Photo by Gary Ramage/Reuters: Xanana Gusmsao

Xana Gusmao, the leader of the battle of Timor-Leste from Indonesian occupation spoke out on 6 July, about the welcome decision of the Australian government to stop lawyer Bernard Collaery’s persecution, for acting on behalf of whistleblower witness K. His statement is reproduced below in full.

Bernard Collaery after the have been dropped 

I commend the decision of the Government of Australia to discontinue the persecution against Mr Bernard Collaery.

I have written to the Prime Minister, the Hon Anthony Albanese, thanking him and his government for the decision which has been made in the interests of justice and the relationship between Timor-Leste and Australia.

Mr Collaery was being persecuted for alleged breaches of the Australian national security laws by disclosing that the Australian intelligence services bugged Timor-Leste’s cabinet room during oil and gas negotiations. The bugging of Timor-Leste’s cabinet room which was undertaken for commercial purposes, was illegal and unconscionable.

The Timorise people are grateful for the courage shown by Mr Collaery and supported the stand he took in this matter. Mr Colleary and his client Witness K, are greatly respected in Timor-Leste. We recognise their enormous contribution to our struggle to achieve permanent maritime boundaries with Australia in the Timor Sea.

The President of the Republic, His Excellency Jose Ramos Horta, worked tirelessly behind the scenes to provide a number of affidavits to the Australian courts in support of Mr Collaery and was prepared to travel to Canberra to give evidence in court.
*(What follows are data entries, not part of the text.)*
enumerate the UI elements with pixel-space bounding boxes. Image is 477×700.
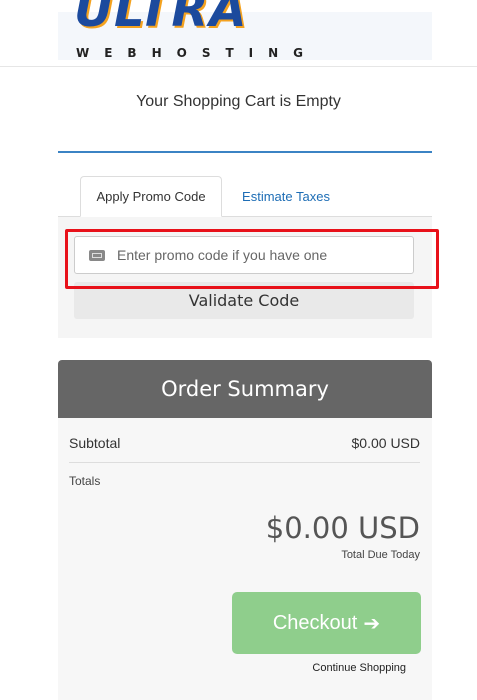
total-due-label: Total Due Today (341, 549, 420, 561)
total-amount: $0.00 USD (265, 511, 420, 545)
totals-label: Totals (69, 474, 101, 488)
site-header: ULTRA WEBHOSTING (0, 0, 477, 67)
order-summary-title: Order Summary (58, 360, 432, 418)
arrow-right-icon: ➔ (363, 612, 381, 635)
divider (58, 151, 432, 153)
logo[interactable]: ULTRA (74, 0, 247, 40)
continue-shopping-link[interactable]: Continue Shopping (312, 662, 406, 674)
checkout-button[interactable]: Checkout ➔ (232, 592, 421, 654)
subtotal-value: $0.00 USD (351, 435, 420, 451)
tab-estimate-taxes[interactable]: Estimate Taxes (228, 176, 344, 217)
tab-apply-promo-code[interactable]: Apply Promo Code (80, 176, 222, 217)
subtotal-label: Subtotal (69, 435, 121, 451)
empty-cart-message: Your Shopping Cart is Empty (136, 93, 341, 110)
order-summary-panel: Order Summary Subtotal $0.00 USD Totals … (58, 360, 432, 700)
highlight-box (65, 229, 439, 289)
logo-subtitle: WEBHOSTING (76, 46, 319, 60)
checkout-label: Checkout (272, 611, 358, 634)
summary-divider (69, 462, 420, 463)
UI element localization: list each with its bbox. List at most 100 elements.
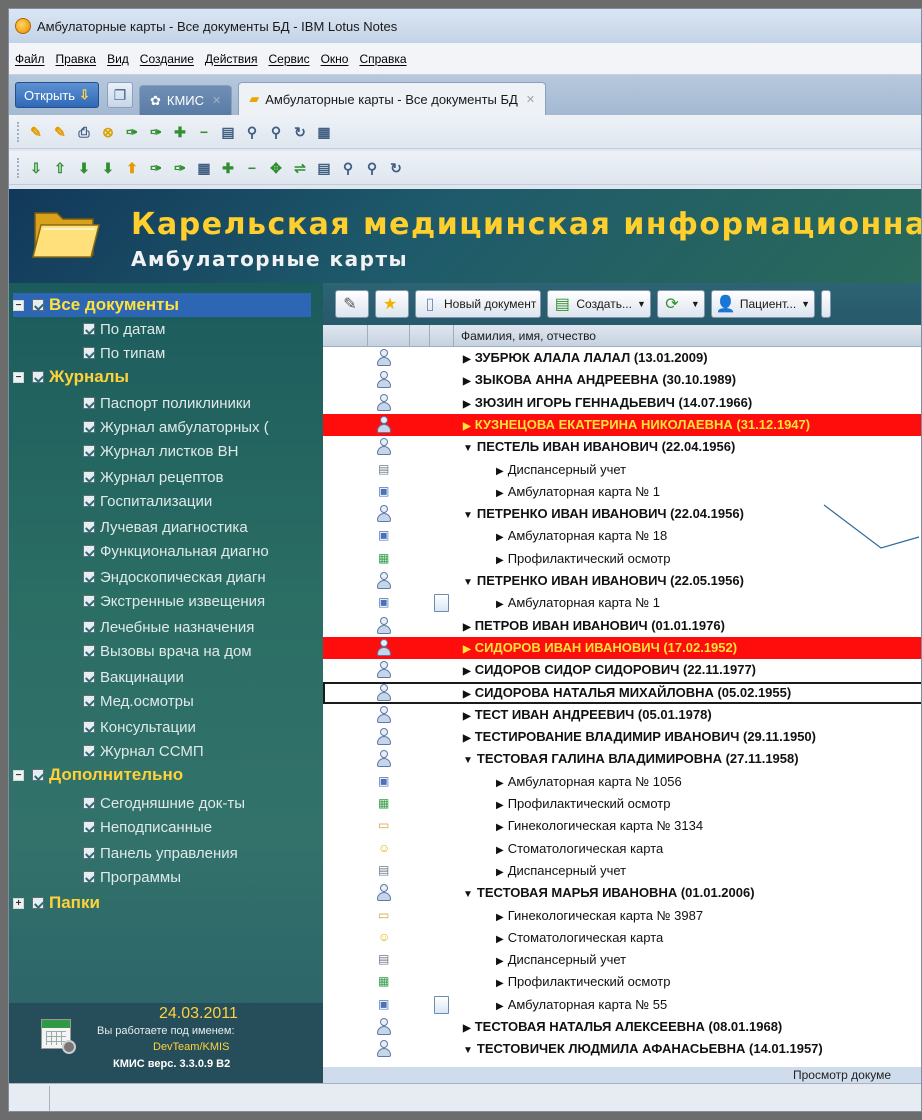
twistie-collapsed-icon[interactable]: ▶ <box>463 711 471 722</box>
collapse-icon[interactable]: − <box>13 371 24 383</box>
document-row[interactable]: ☺ ▶ Стоматологическая карта <box>323 838 921 860</box>
print-icon[interactable]: ⎙ <box>74 122 94 142</box>
patient-row[interactable]: ▼ ПЕТРЕНКО ИВАН ИВАНОВИЧ (22.05.1956) <box>323 570 921 592</box>
menu-actions[interactable]: Действия <box>205 52 258 66</box>
patient-row[interactable]: ▶ ПЕТРОВ ИВАН ИВАНОВИЧ (01.01.1976) <box>323 615 921 637</box>
patient-row[interactable]: ▼ ПЕТРЕНКО ИВАН ИВАНОВИЧ (22.04.1956) <box>323 503 921 525</box>
nav-item[interactable]: Экстренные извещения <box>83 589 265 613</box>
refresh-icon[interactable]: ↻ <box>290 122 310 142</box>
document-row[interactable]: ▣ ▶ Амбулаторная карта № 1 <box>323 592 921 614</box>
edit-icon[interactable]: ✑ <box>146 158 166 178</box>
twistie-collapsed-icon[interactable]: ▶ <box>463 376 471 387</box>
nav-item[interactable]: + Папки <box>13 891 100 915</box>
tab-kmis[interactable]: ✿ КМИС ✕ <box>138 85 233 115</box>
twistie-collapsed-icon[interactable]: ▶ <box>496 1001 504 1012</box>
twistie-collapsed-icon[interactable]: ▶ <box>463 733 471 744</box>
nav-item[interactable]: Паспорт поликлиники <box>83 391 251 415</box>
document-row[interactable]: ▣ ▶ Амбулаторная карта № 18 <box>323 525 921 547</box>
favorite-button[interactable]: ★ <box>375 290 409 318</box>
twistie-collapsed-icon[interactable]: ▶ <box>496 800 504 811</box>
patient-row[interactable]: ▶ СИДОРОВ СИДОР СИДОРОВИЧ (22.11.1977) <box>323 659 921 681</box>
copy-icon[interactable]: ▤ <box>218 122 238 142</box>
twistie-collapsed-icon[interactable]: ▶ <box>463 421 471 432</box>
document-row[interactable]: ▦ ▶ Профилактический осмотр <box>323 548 921 570</box>
nav-item[interactable]: Журнал рецептов <box>83 465 224 489</box>
patient-row[interactable]: ▶ ЗЮЗИН ИГОРЬ ГЕННАДЬЕВИЧ (14.07.1966) <box>323 392 921 414</box>
bookmark-icon[interactable]: ✑ <box>122 122 142 142</box>
remove-icon[interactable]: − <box>194 122 214 142</box>
patient-row[interactable]: ▶ ЗУБРЮК АЛАЛА ЛАЛАЛ (13.01.2009) <box>323 347 921 369</box>
search-next-icon[interactable]: ⚲ <box>266 122 286 142</box>
sort-icon[interactable]: ⇩ <box>26 158 46 178</box>
doc-icon[interactable]: ▤ <box>314 158 334 178</box>
twistie-expanded-icon[interactable]: ▼ <box>463 510 473 521</box>
open-button[interactable]: Открыть ⇩ <box>15 82 99 108</box>
twistie-collapsed-icon[interactable]: ▶ <box>496 912 504 923</box>
nav-item[interactable]: Мед.осмотры <box>83 689 194 713</box>
nav-item[interactable]: Эндоскопическая диагн <box>83 565 266 589</box>
patient-row[interactable]: ▶ СИДОРОВ ИВАН ИВАНОВИЧ (17.02.1952) <box>323 636 921 659</box>
collapse-icon[interactable]: − <box>13 769 24 781</box>
twistie-collapsed-icon[interactable]: ▶ <box>463 1023 471 1034</box>
link-icon[interactable]: ⇌ <box>290 158 310 178</box>
twistie-expanded-icon[interactable]: ▼ <box>463 443 473 454</box>
nav-item[interactable]: По типам <box>83 341 165 365</box>
document-row[interactable]: ▦ ▶ Профилактический осмотр <box>323 793 921 815</box>
nav-item[interactable]: Панель управления <box>83 841 238 865</box>
document-row[interactable]: ☺ ▶ Стоматологическая карта <box>323 927 921 949</box>
twistie-collapsed-icon[interactable]: ▶ <box>463 622 471 633</box>
twistie-collapsed-icon[interactable]: ▶ <box>496 599 504 610</box>
nav-item[interactable]: Консультации <box>83 715 196 739</box>
twistie-collapsed-icon[interactable]: ▶ <box>463 689 471 700</box>
patient-row[interactable]: ▼ ТЕСТОВИЧЕК ЛЮДМИЛА АФАНАСЬЕВНА (14.01.1… <box>323 1038 921 1060</box>
twistie-collapsed-icon[interactable]: ▶ <box>496 466 504 477</box>
filter-icon[interactable]: ⇧ <box>50 158 70 178</box>
nav-item[interactable]: Вакцинации <box>83 665 184 689</box>
nav-item[interactable]: Сегодняшние док-ты <box>83 791 245 815</box>
nav-item[interactable]: Вызовы врача на дом <box>83 639 252 663</box>
menu-create[interactable]: Создание <box>140 52 194 66</box>
twistie-collapsed-icon[interactable]: ▶ <box>496 822 504 833</box>
reply-icon[interactable]: ✎ <box>50 122 70 142</box>
twistie-expanded-icon[interactable]: ▼ <box>463 577 473 588</box>
close-icon[interactable]: ✕ <box>526 93 535 106</box>
search-icon[interactable]: ⚲ <box>338 158 358 178</box>
twistie-collapsed-icon[interactable]: ▶ <box>496 532 504 543</box>
edit-alt-icon[interactable]: ✑ <box>170 158 190 178</box>
search-icon[interactable]: ⚲ <box>242 122 262 142</box>
menu-file[interactable]: Файл <box>15 52 45 66</box>
new-document-button[interactable]: ▯ Новый документ <box>415 290 542 318</box>
twistie-collapsed-icon[interactable]: ▶ <box>496 934 504 945</box>
patient-row[interactable]: ▶ ТЕСТИРОВАНИЕ ВЛАДИМИР ИВАНОВИЧ (29.11.1… <box>323 726 921 748</box>
twistie-collapsed-icon[interactable]: ▶ <box>496 956 504 967</box>
nav-item[interactable]: Программы <box>83 865 181 889</box>
twistie-expanded-icon[interactable]: ▼ <box>463 755 473 766</box>
collapse-icon[interactable]: − <box>13 299 24 311</box>
calendar-icon[interactable]: ▦ <box>314 122 334 142</box>
search-next-icon[interactable]: ⚲ <box>362 158 382 178</box>
refresh-icon[interactable]: ↻ <box>386 158 406 178</box>
add-icon[interactable]: ✚ <box>170 122 190 142</box>
twistie-collapsed-icon[interactable]: ▶ <box>496 555 504 566</box>
new-memo-icon[interactable]: ✎ <box>26 122 46 142</box>
nav-item[interactable]: − Журналы <box>13 365 129 389</box>
nav-item[interactable]: По датам <box>83 317 165 341</box>
window-switch-icon[interactable]: ❐ <box>106 82 133 108</box>
nav-item[interactable]: Госпитализации <box>83 489 212 513</box>
menu-edit[interactable]: Правка <box>56 52 97 66</box>
table-icon[interactable]: ▦ <box>194 158 214 178</box>
patient-row[interactable]: ▶ ТЕСТ ИВАН АНДРЕЕВИЧ (05.01.1978) <box>323 704 921 726</box>
close-icon[interactable]: ✕ <box>212 94 221 107</box>
twistie-expanded-icon[interactable]: ▼ <box>463 889 473 900</box>
stop-icon[interactable]: ⊗ <box>98 122 118 142</box>
document-row[interactable]: ▤ ▶ Диспансерный учет <box>323 949 921 971</box>
document-row[interactable]: ▣ ▶ Амбулаторная карта № 1056 <box>323 771 921 793</box>
document-row[interactable]: ▣ ▶ Амбулаторная карта № 55 <box>323 994 921 1016</box>
down-icon[interactable]: ⬇ <box>74 158 94 178</box>
twistie-collapsed-icon[interactable]: ▶ <box>496 778 504 789</box>
menu-tools[interactable]: Сервис <box>268 52 309 66</box>
document-row[interactable]: ▤ ▶ Диспансерный учет <box>323 459 921 481</box>
document-row[interactable]: ▦ ▶ Профилактический осмотр <box>323 971 921 993</box>
menu-help[interactable]: Справка <box>359 52 406 66</box>
tab-ambulatory-cards[interactable]: ▰ Амбулаторные карты - Все документы БД … <box>238 82 547 115</box>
I also raised the matter directly with the previous Prime Minister as well as the newly elected Prime Minister, the Hon Anthony Albanese MP. I would also like to thank the Hon Tanya Plibersek, the Australian minister for the Environment and Water, who I met on the sidelines of UN Ocean Conference in Lisbon on 30 June 2022, who showed a profound  understanding of Timor-Leste’s concerns about the prosecution and took such prompt action to raise the matter within her government.

I want to acknowledge the contribution of civil society in Australia, and around the world. Activists, lawyers, academics, Members of Parliament, supporters of Timor-Leste and many others campaigned for years to have this prosecution dropped. This is also an important day for them.

The decision of the Australian government to discontinue the prosecution is just and fair. It is the right decision for the relationship between Timor-Leste and Australia. The decision allows our countries to move in a positive way to strengthen our relationship of friendship and cooperation.